The Boston Phoenix
September 21 - 28, 2000

[This Just In]

Media

Silber's attempted coup; plus, map flap

by Dan Kennedy

For years, the debate has raged over whether John Silber, the 1990 Democratic gubernatorial candidate and Boston University's chancellor and president emeritus, is a closet liberal or a closet fascist. Now we know the answer, thanks to an op-ed piece he wrote for last Saturday's Boston Globe: he's a liberal fascist.

In a column remarkable for its mixture of progressive and authoritarian impulses, Silber wrote that Senator Ted Kennedy "has served the people of Massachusetts ably, indeed superbly, for the past 37 years" -- and therefore deserves to run unopposed in this year's election. Silber even went so far as to recount, approvingly, a story about House Speaker Sam Rayburn at his most undemocratic. After winning re-election in his Texas district in 1946 with nearly 94 percent of the vote, Rayburn reportedly told his opponent's supporters that if they ever so much as dared to run someone against him again, he would resign.

Like Rayburn, Silber suggested, the Massachusetts senator could be more effective if he didn't have to worry about details like the ballot box: "Kennedy can be of greater help to the people of Massachusetts by devoting his attention to national issues in Congress and on the campaign trail than by spending time showing the people of Massachusetts that he cares about them by engaging in a time-consuming re-election campaign."
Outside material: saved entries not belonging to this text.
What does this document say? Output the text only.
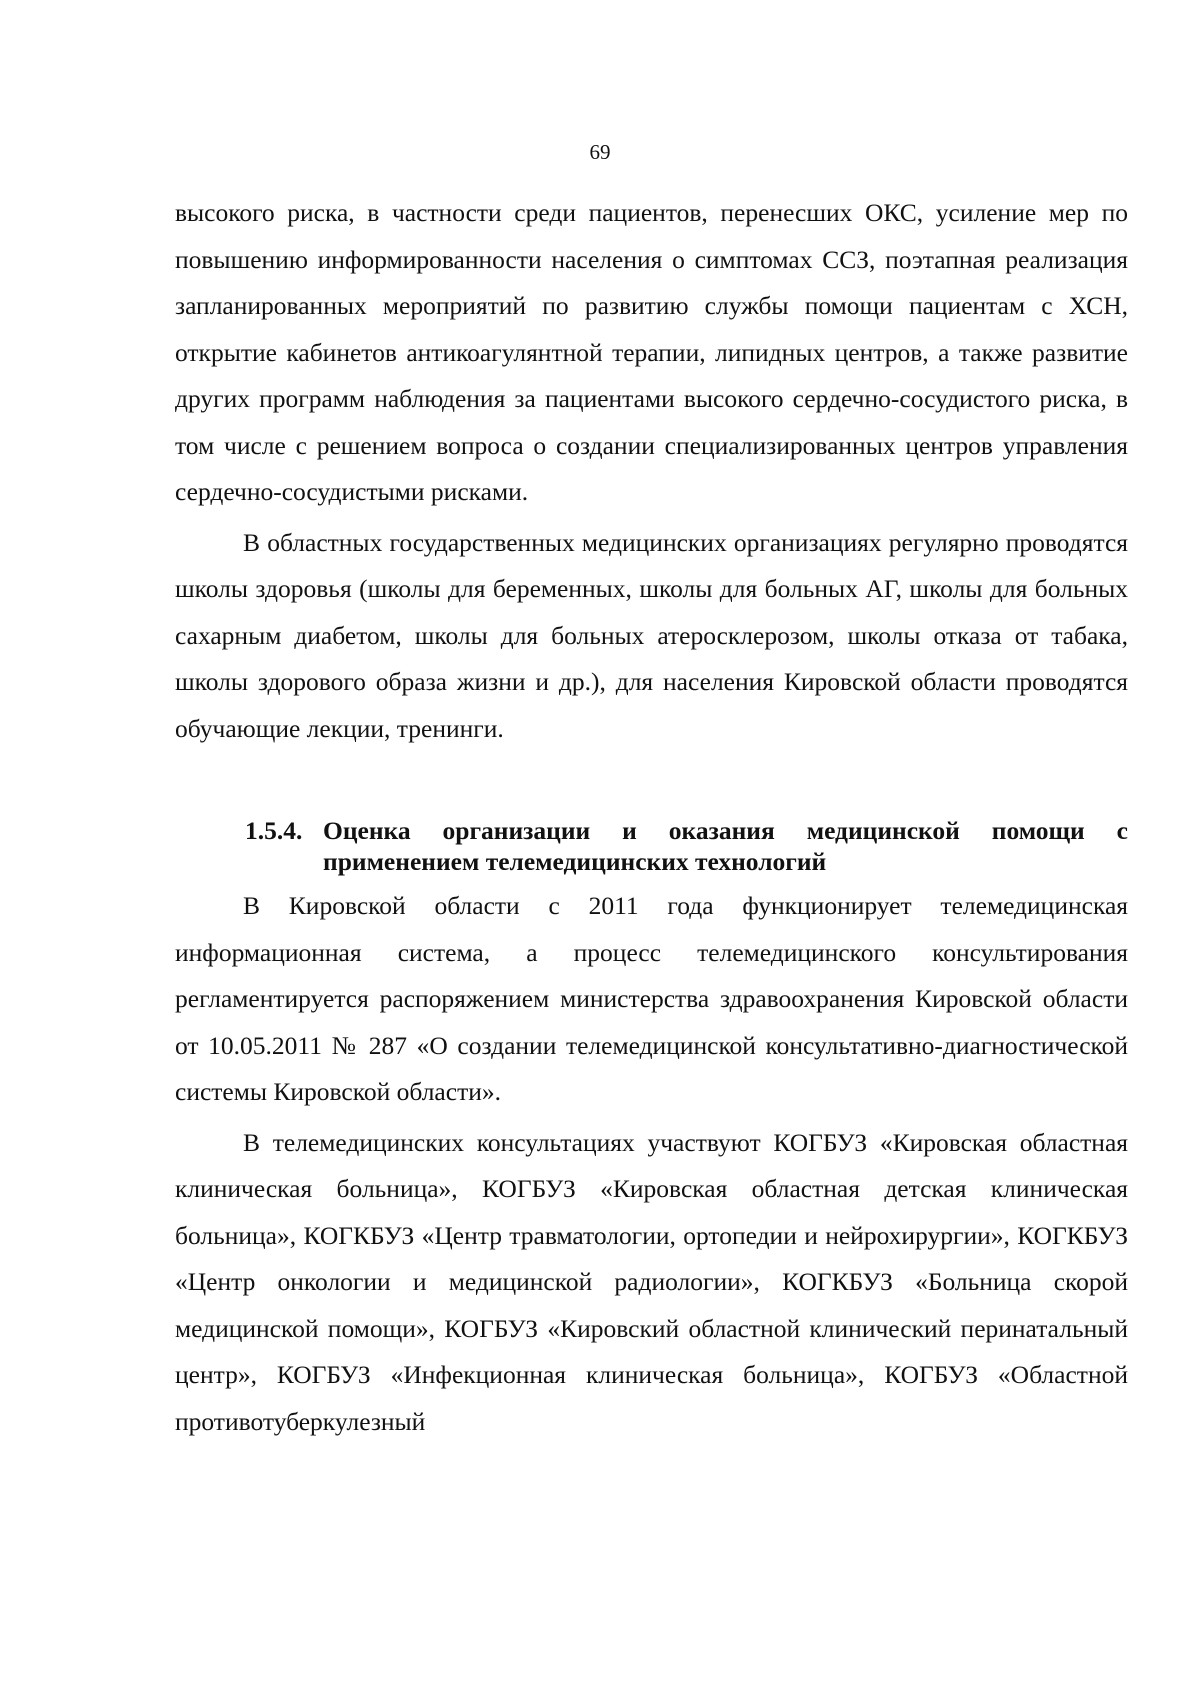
69

высокого риска, в частности среди пациентов, перенесших ОКС, усиление мер по повышению информированности населения о симптомах ССЗ, поэтапная реализация запланированных мероприятий по развитию службы помощи пациентам с ХСН, открытие кабинетов антикоагулянтной терапии, липидных центров, а также развитие других программ наблюдения за пациентами высокого сердечно-сосудистого риска, в том числе с решением вопроса о создании специализированных центров управления сердечно-сосудистыми рисками.

В областных государственных медицинских организациях регулярно проводятся школы здоровья (школы для беременных, школы для больных АГ, школы для больных сахарным диабетом, школы для больных атеросклерозом, школы отказа от табака, школы здорового образа жизни и др.), для населения Кировской области проводятся обучающие лекции, тренинги.

1.5.4. Оценка организации и оказания медицинской помощи с применением телемедицинских технологий

В Кировской области с 2011 года функционирует телемедицинская информационная система, а процесс телемедицинского консультирования регламентируется распоряжением министерства здравоохранения Кировской области от 10.05.2011 № 287 «О создании телемедицинской консультативно-диагностической системы Кировской области».

В телемедицинских консультациях участвуют КОГБУЗ «Кировская областная клиническая больница», КОГБУЗ «Кировская областная детская клиническая больница», КОГКБУЗ «Центр травматологии, ортопедии и нейрохирургии», КОГКБУЗ «Центр онкологии и медицинской радиологии», КОГКБУЗ «Больница скорой медицинской помощи», КОГБУЗ «Кировский областной клинический перинатальный центр», КОГБУЗ «Инфекционная клиническая больница», КОГБУЗ «Областной противотуберкулезный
Of course, Kennedy is virtually unchallenged this year. His inexperienced Republican opponent, Jack E. Robinson, has lurched from one bit of buffoonery to another -- from allegedly sticking an unwelcome tongue in an ex-girlfriend's mouth to getting chewed out by a judge in bankruptcy court (at least he wasn't the one who was bankrupt). And third-party candidates, such as Carla Howell, Phil Lawler, and Phil Hyde, are being dutifully ignored by the media.
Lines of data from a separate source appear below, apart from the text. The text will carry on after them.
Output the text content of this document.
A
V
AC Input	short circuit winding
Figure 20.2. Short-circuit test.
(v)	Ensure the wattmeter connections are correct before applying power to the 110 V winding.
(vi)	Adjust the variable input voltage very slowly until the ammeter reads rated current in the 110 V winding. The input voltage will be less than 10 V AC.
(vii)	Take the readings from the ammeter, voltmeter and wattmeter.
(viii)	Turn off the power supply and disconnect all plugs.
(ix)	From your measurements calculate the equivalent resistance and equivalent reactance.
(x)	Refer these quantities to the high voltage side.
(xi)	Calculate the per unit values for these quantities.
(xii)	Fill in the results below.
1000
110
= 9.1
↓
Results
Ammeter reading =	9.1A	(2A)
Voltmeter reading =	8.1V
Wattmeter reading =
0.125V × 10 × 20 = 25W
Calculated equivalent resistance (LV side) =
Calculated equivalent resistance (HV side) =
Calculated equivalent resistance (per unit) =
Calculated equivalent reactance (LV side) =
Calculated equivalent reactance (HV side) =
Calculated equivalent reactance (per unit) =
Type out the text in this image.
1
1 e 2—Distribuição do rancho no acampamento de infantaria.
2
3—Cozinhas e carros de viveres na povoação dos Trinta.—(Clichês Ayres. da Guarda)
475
In the past, though, Republicans have not just held Kennedy accountable; they've helped him get into fighting trim. That was especially true in 1994, when Kennedy slimmed down and stunned his detractors by debating Mitt Romney -- who at one point was actually ahead of Kennedy in the polls -- coherently and effectively.

In a world where even thuggish Peruvian president Alberto Fujimori has announced his intention to step down and allow fair and open elections, you'd think Silber wouldn't find democracy so objectionable.


With apologies to Dave Barry, an alert Globe reader writes: "Was I reading the map wrong, or did the spiffy graphic on the redesigned Metro front the other day place Central Square squarely in the middle of Somerville?"

Metro front? What Metro front? It's now the City & Region front, pal, and don't you forget it.

As for the matter he raises: yes, someone in the Globe graphics department should definitely avoid the geography questions when playing Trivial Pursuit. The mistake ran last Thursday, in a story by Richard Higgins on local architect H. Morse Payne's theory that the early Boston-area town boundaries all radiated outward from what is now Central Square in Cambridge.

Trouble is, an accompanying map places Central Square clearly within Somerville's town lines, not far from City Hall.